There’s something special about bearing witness to a writer’s first novel. As Ayana Mathis once wrote, “A debut novel is a piece of the writer’s soul in a way that subsequent books can’t ever quite be.” This spring offers a wide variety of debuts, and we’ve picked four to spotlight here. What drew these writers to their subjects, and what pieces of their souls will you find in their pages? We asked these women — Etaf Rum, Candice Carty-Williams, Claire Gibson, and Belle Boggs — to tell us about their first full-length works of fiction, now available on our shelves. In their own words, here they are:
A Woman Is No Man
The story at the heart of my debut novel, A Woman Is No Man, is told in alternating chapters between three generations of Palestinian-American women living in Brooklyn, New York. The novel follows Isra, a newlywed who hoped life would be different when she immigrated to America from Palestine, and her eldest daughter Deya, who tries to do what her mother ultimately couldn’t: break free from their family’s cycle of misogyny and forge a path of her own. While the clash between dual cultures is at the center of the narrative, the novel is also a love letter to books and a reminder of the transformative power of reading. Books were one of the only comforts that both Isra and Deya enjoyed, and it is through the strength found in books that Deya is finally able to understand the patriarchal structures designed to keep women in “their place,” rewrite the narrative of her own life, and, ultimately, break free. —Etaf Rum
Queenie
As an introvert who has always lost herself in books, from a young age, trying to find myself in them was…well, let’s say it was a fool’s errand. There was never a lead (and rarely a sidekick) who was black, straddling two cultures, sexualized, and with black features. The leading ladies were often blonde-haired, blue-eyed, slim, and desired for marriage by all. I had no access point to this woman, and if I had no access point and she was definitely not on the same romantic or cultural journey as me, how on earth was I going to know how to go through my life? So I had to write her. I’m still not certain how to navigate my life, but I’m hoping that after reading Queenie, girls like me will, and that girls not like me can have a greater understanding of what life can be through a different lens, exactly like I had to when I was growing up. —Candice Carty-Williams
Beyond the Point
My debut novel, Beyond the Point, is kind of like The Sisterhood of the Traveling Pants meets Zero Dark Thirty. The novel is based on true stories gleaned from more than 100 hours of interviews with of women graduates of the U.S. Military Academy at West Point — women I knew while growing up at the Academy, while my father was a professor.
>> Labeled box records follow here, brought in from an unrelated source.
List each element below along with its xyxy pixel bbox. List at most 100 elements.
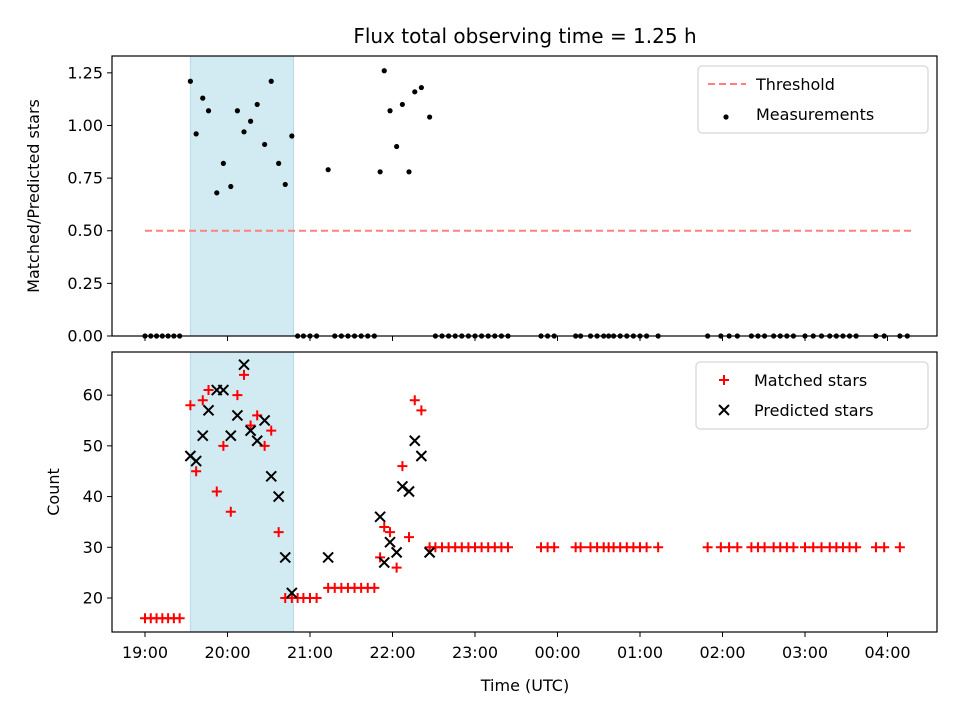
data-point bbox=[234, 108, 240, 114]
data-point bbox=[403, 485, 415, 498]
data-point bbox=[406, 169, 412, 175]
data-point bbox=[423, 546, 436, 559]
data-point bbox=[193, 131, 199, 137]
legend-label: Threshold bbox=[755, 75, 835, 94]
data-point bbox=[203, 385, 214, 396]
data-point bbox=[211, 486, 222, 497]
data-point bbox=[311, 593, 322, 604]
y-tick-label: 30 bbox=[83, 538, 103, 557]
data-point bbox=[228, 183, 234, 190]
data-point bbox=[174, 613, 185, 624]
data-point bbox=[369, 582, 380, 593]
data-point bbox=[273, 527, 284, 538]
y-tick-label: 1.00 bbox=[67, 116, 103, 135]
data-point bbox=[391, 562, 402, 573]
data-point bbox=[262, 141, 268, 148]
data-point bbox=[214, 190, 220, 196]
data-point bbox=[272, 490, 285, 503]
x-tick-label: 21:00 bbox=[287, 643, 333, 662]
data-point bbox=[409, 395, 420, 406]
data-point bbox=[378, 556, 390, 569]
x-axis-label: Time (UTC) bbox=[480, 676, 569, 695]
bottom-series-matched-stars bbox=[140, 369, 905, 624]
x-tick-label: 04:00 bbox=[864, 643, 910, 662]
data-point bbox=[409, 435, 421, 447]
data-point bbox=[282, 181, 288, 188]
x-tick-label: 20:00 bbox=[204, 643, 250, 662]
y-tick-label: 0.75 bbox=[67, 169, 103, 188]
data-point bbox=[245, 420, 256, 431]
data-point bbox=[187, 78, 193, 84]
data-point bbox=[232, 390, 243, 401]
legend-label: Predicted stars bbox=[754, 401, 874, 420]
legend-label: Matched stars bbox=[754, 371, 867, 390]
data-point bbox=[404, 532, 414, 543]
x-tick-label: 02:00 bbox=[699, 643, 745, 662]
data-point bbox=[220, 160, 226, 166]
y-tick-label: 0.00 bbox=[67, 327, 103, 346]
legend-label: Measurements bbox=[756, 105, 874, 124]
legend-marker bbox=[723, 114, 729, 120]
top-y-axis-label: Matched/Predicted stars bbox=[24, 99, 43, 293]
x-tick-label: 22:00 bbox=[369, 643, 415, 662]
data-point bbox=[266, 425, 277, 436]
data-point bbox=[265, 470, 277, 482]
y-tick-label: 0.25 bbox=[67, 274, 103, 293]
y-tick-label: 1.25 bbox=[67, 63, 103, 82]
data-point bbox=[248, 118, 254, 124]
data-point bbox=[702, 542, 713, 553]
bottom-shaded-span bbox=[189, 351, 294, 633]
data-point bbox=[418, 84, 424, 91]
data-point bbox=[384, 536, 396, 548]
data-point bbox=[641, 542, 652, 553]
y-tick-label: 40 bbox=[83, 487, 103, 506]
x-tick-label: 23:00 bbox=[452, 643, 498, 662]
data-point bbox=[379, 522, 390, 532]
data-point bbox=[200, 95, 206, 101]
data-point bbox=[427, 114, 433, 120]
data-point bbox=[397, 461, 408, 472]
x-tick-label: 19:00 bbox=[122, 643, 168, 662]
top-shaded-span bbox=[189, 55, 294, 337]
data-point bbox=[218, 440, 229, 451]
top-legend: Threshold Measurements bbox=[697, 65, 929, 134]
data-point bbox=[732, 542, 743, 553]
data-point bbox=[286, 587, 298, 599]
data-point bbox=[197, 429, 209, 442]
data-point bbox=[241, 129, 247, 135]
data-point bbox=[549, 542, 560, 553]
x-tick-label: 01:00 bbox=[617, 643, 663, 662]
data-point bbox=[325, 167, 331, 173]
data-point bbox=[185, 400, 196, 411]
data-point bbox=[217, 384, 230, 396]
data-point bbox=[385, 527, 396, 538]
data-point bbox=[879, 542, 890, 553]
data-point bbox=[239, 369, 249, 380]
data-point bbox=[387, 108, 393, 114]
data-point bbox=[238, 358, 250, 371]
data-point bbox=[412, 89, 418, 95]
data-point bbox=[231, 409, 244, 422]
data-point bbox=[851, 542, 862, 553]
legend-box bbox=[695, 361, 929, 430]
bottom-panel: 20 30 40 50 60 19:00 20:00 21:00 22:00 23:00 00:00… bbox=[83, 351, 938, 662]
data-point bbox=[390, 546, 403, 559]
data-point bbox=[399, 101, 405, 108]
data-point bbox=[276, 160, 282, 166]
x-tick-label: 00:00 bbox=[534, 643, 580, 662]
data-point bbox=[322, 551, 334, 564]
data-point bbox=[244, 424, 257, 437]
data-point bbox=[374, 511, 386, 523]
data-point bbox=[190, 455, 202, 467]
data-point bbox=[788, 542, 799, 553]
data-point bbox=[377, 169, 383, 175]
bottom-plot-frame bbox=[111, 351, 938, 633]
x-tick-label: 03:00 bbox=[782, 643, 828, 662]
data-point bbox=[268, 78, 274, 84]
legend-box bbox=[697, 65, 929, 134]
data-point bbox=[396, 480, 409, 493]
data-point bbox=[759, 542, 770, 553]
y-tick-label: 50 bbox=[83, 436, 103, 455]
top-panel: 0.00 0.25 0.50 0.75 1.00 1.25 Threshold Measure… bbox=[67, 55, 938, 346]
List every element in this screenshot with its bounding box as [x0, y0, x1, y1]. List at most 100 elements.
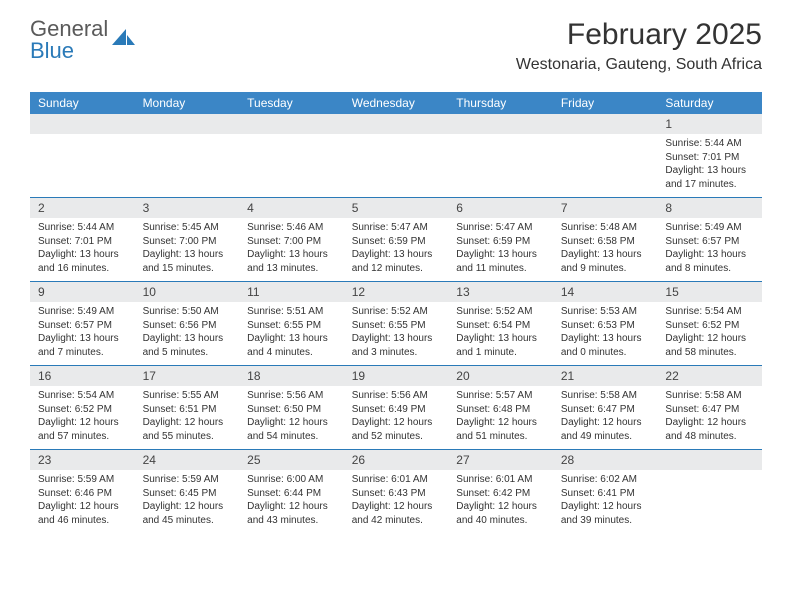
- sunset-line: Sunset: 6:56 PM: [143, 319, 232, 333]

The plot follows three very different characters: Dani, Hannah, and Avery, as they forge an unlikely bond at West Point, and then struggle to maintain that friendship across war, marriage, career changes, and life in their twenties. It was important for me to write this story because even though many of these women went on to work with Presidents and Generals in the line of duty, I felt that their greatest feat was not their military achievements, but their loyalty to female friendship. —Claire Gibson (Note: Gibson lives in Nashville and will celebrate her book launch at Parnassus, in conversation with Liza Graves of Style Blueprint on Wednesday, April 3, at 6:30 p.m.)
The Gulf
We all joke about crazy business ideas that would make a fortune if someone went to the trouble of bringing them to life. We just don’t want to be the person who actually does it. One question that inspired The Gulf was: What if someone offered to pay you to bring one of those joke businesses to life and you said yes? Marianne, my protagonist, is a poet and an atheist who winds up doing just that — creating the Florida-based, fly-by-night low-residency creative writing program for Christian writers she’d joked with her then-fiancé about starting years before. By the time students discover the founders’ disingenuous intentions, the Genesis Inspirational Writing Ranch is already off and running, with an inaugural class that includes an out-of-shape former R&B superstar working on an autobiographical novel and a home economics teacher writing poetry about the late Terri Schiavo. As the Ranch attracts applicants, shadowy investors, shady politicians, and trouble, Marianne must ride out the storm, in more ways than one. —Belle Boggs
Isn’t it just like spring to bring us so many fresh delights? Stop by the store sometime, and come have a look at all that’s new.